Following the recasting of the role to Jackie Earle Haley, Englund was graceful in handing off the character to another generation. He’s particularly diplomatic in attributing its failure to reshoots and “bad timing,” when the more obvious answer was simply the lack of the main actors that made the film work in the first place. For one thing, Haley doesn’t have the magnificently-exaggerated aquiline nose of Englund – sometimes it’s the small details that matter. 

As Jared Leto’s Joker shows, you can’t simply slot any actor into any role and expect it to work, no matter how talented or committed they are to the project. That doesn’t faze Englund. When it comes to the business of movie-making, Englund is not delusional to the realities of remakes or reboots, gladly accepting his fate. Yes, even Freddy is expendable in the end. 

I’m too old,” the actor has expressed many times over the past decade, comparing actors to athletes. The physical strain is no longer one that he can bear, fessing up to his fair share of injuries along the way. Bringing the horror star to life over countless films hasn’t always been fun, even without taking into account all the hours in the make-up chair.

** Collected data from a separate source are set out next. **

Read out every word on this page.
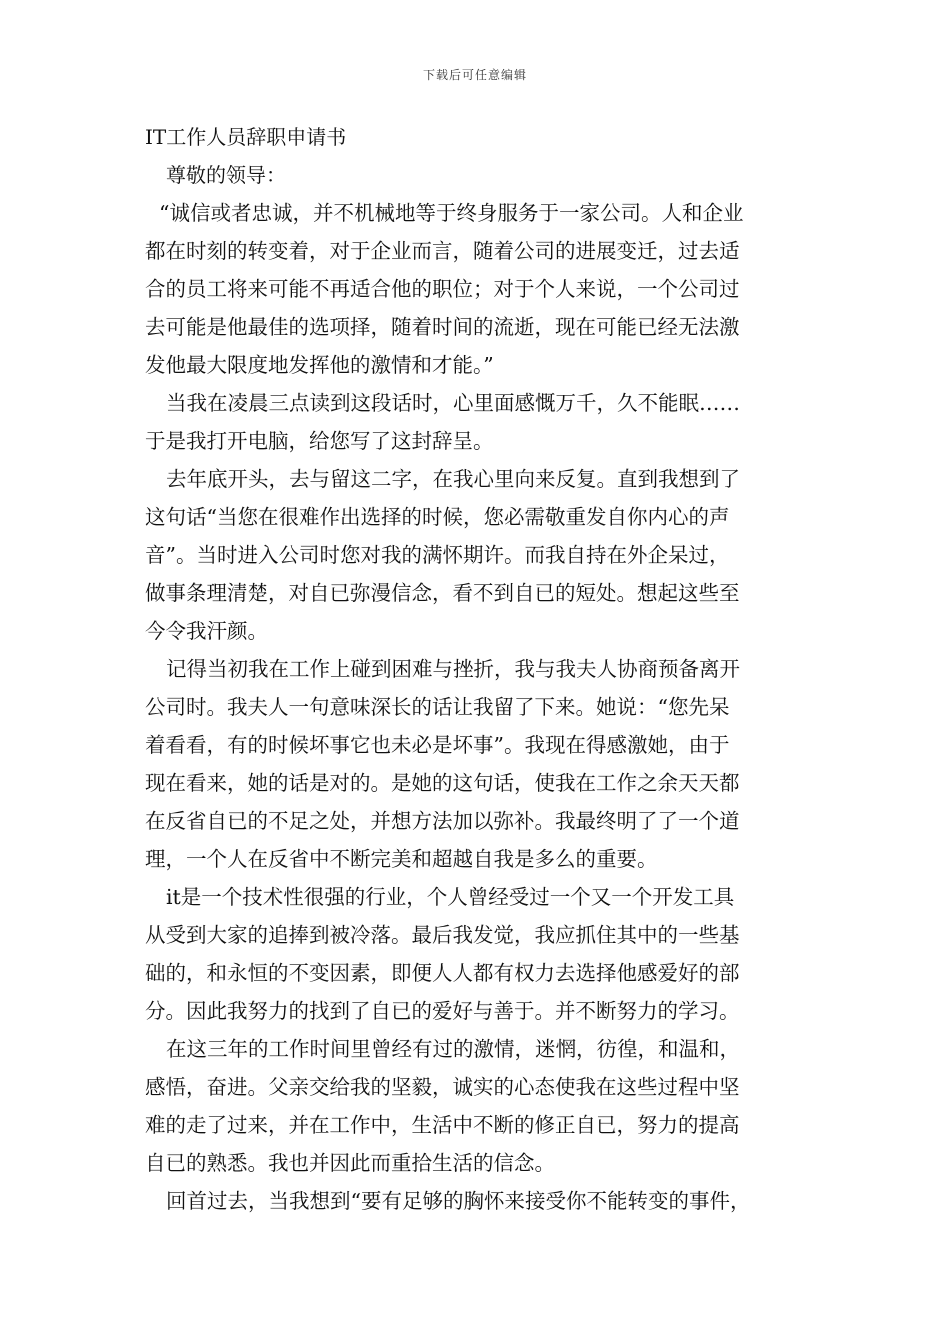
下载后可任意编辑
IT工作人员辞职申请书

尊敬的领导：

“诚信或者忠诚，并不机械地等于终身服务于一家公司。人和企业
都在时刻的转变着，对于企业而言，随着公司的进展变迁，过去适
合的员工将来可能不再适合他的职位；对于个人来说，一个公司过
去可能是他最佳的选项择，随着时间的流逝，现在可能已经无法激
发他最大限度地发挥他的激情和才能。”
当我在凌晨三点读到这段话时，心里面感慨万千，久不能眠……
于是我打开电脑，给您写了这封辞呈。
去年底开头，去与留这二字，在我心里向来反复。直到我想到了
这句话“当您在很难作出选择的时候，您必需敬重发自你内心的声
音”。当时进入公司时您对我的满怀期许。而我自持在外企呆过，
做事条理清楚，对自已弥漫信念，看不到自已的短处。想起这些至
今令我汗颜。
记得当初我在工作上碰到困难与挫折，我与我夫人协商预备离开
公司时。我夫人一句意味深长的话让我留了下来。她说：“您先呆
着看看，有的时候坏事它也未必是坏事”。我现在得感激她，由于
现在看来，她的话是对的。是她的这句话，使我在工作之余天天都
在反省自已的不足之处，并想方法加以弥补。我最终明了了一个道
理，一个人在反省中不断完美和超越自我是多么的重要。
it是一个技术性很强的行业，个人曾经受过一个又一个开发工具
从受到大家的追捧到被冷落。最后我发觉，我应抓住其中的一些基
础的，和永恒的不变因素，即便人人都有权力去选择他感爱好的部
分。因此我努力的找到了自已的爱好与善于。并不断努力的学习。
在这三年的工作时间里曾经有过的激情，迷惘，彷徨，和温和，
感悟，奋进。父亲交给我的坚毅，诚实的心态使我在这些过程中坚
难的走了过来，并在工作中，生活中不断的修正自已，努力的提高
自已的熟悉。我也并因此而重拾生活的信念。
回首过去，当我想到“要有足够的胸怀来接受你不能转变的事件，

In particular, he cites a neck injury filming a fight scene. “I kind of realized then that I didn’t have the chops to do Freddy anymore.” A great irony, seeing that Craven imagined the character as a wrinkly, disheveled geezer, and initially deemed Englund too spry and non-threatening.

A Series in Limbo

Englund is not afraid to announce the series needs a shakeup. New blood if you will – no pun intended – and a new creative vision that takes advantage of advances in CGI to sell the dreamscape idea the film has toyed with since its inception in 1984. That’s not a definitive no, yet it seems to guarantee a return to the role on film is incredibly unlikely with every passing year. TV gigs aside, Englund remains content to hang up his rusty, blood-soaked glove and end his run with the meta-horror New Nightmare in 1994.

Though Blumhouse is adamant in its push to reboot the series, one wonders how much steam it really has left now that the major pieces are missing. With the real star of the franchise bowing out, no clear path is evident. Following the death of Wes Craven in 2015, the driving creative force behind the Freddy movies leaves a lot of gaping holes to fill. The rights to the characters and IP now in the hands of Wes Craven’s estate, it’s anyone’s guess what happens to this franchise, if anything. 

Seeing how the industry is presently preoccupied with producing perpetual reboots, it seems a matter of time. But another retelling is not really in order. Barring a belated Freddy vs Chucky crossover, Hollywood is fresh out of ideas. Very few other remakes have captured audience attention like the originals. Perhaps a decade of silence might provide such a new reinvention.

At very least, that would give municipalities across the US time to replace all the “Elm Street” road signs stolen over the last thirty-eight years by impressionable slasher fans.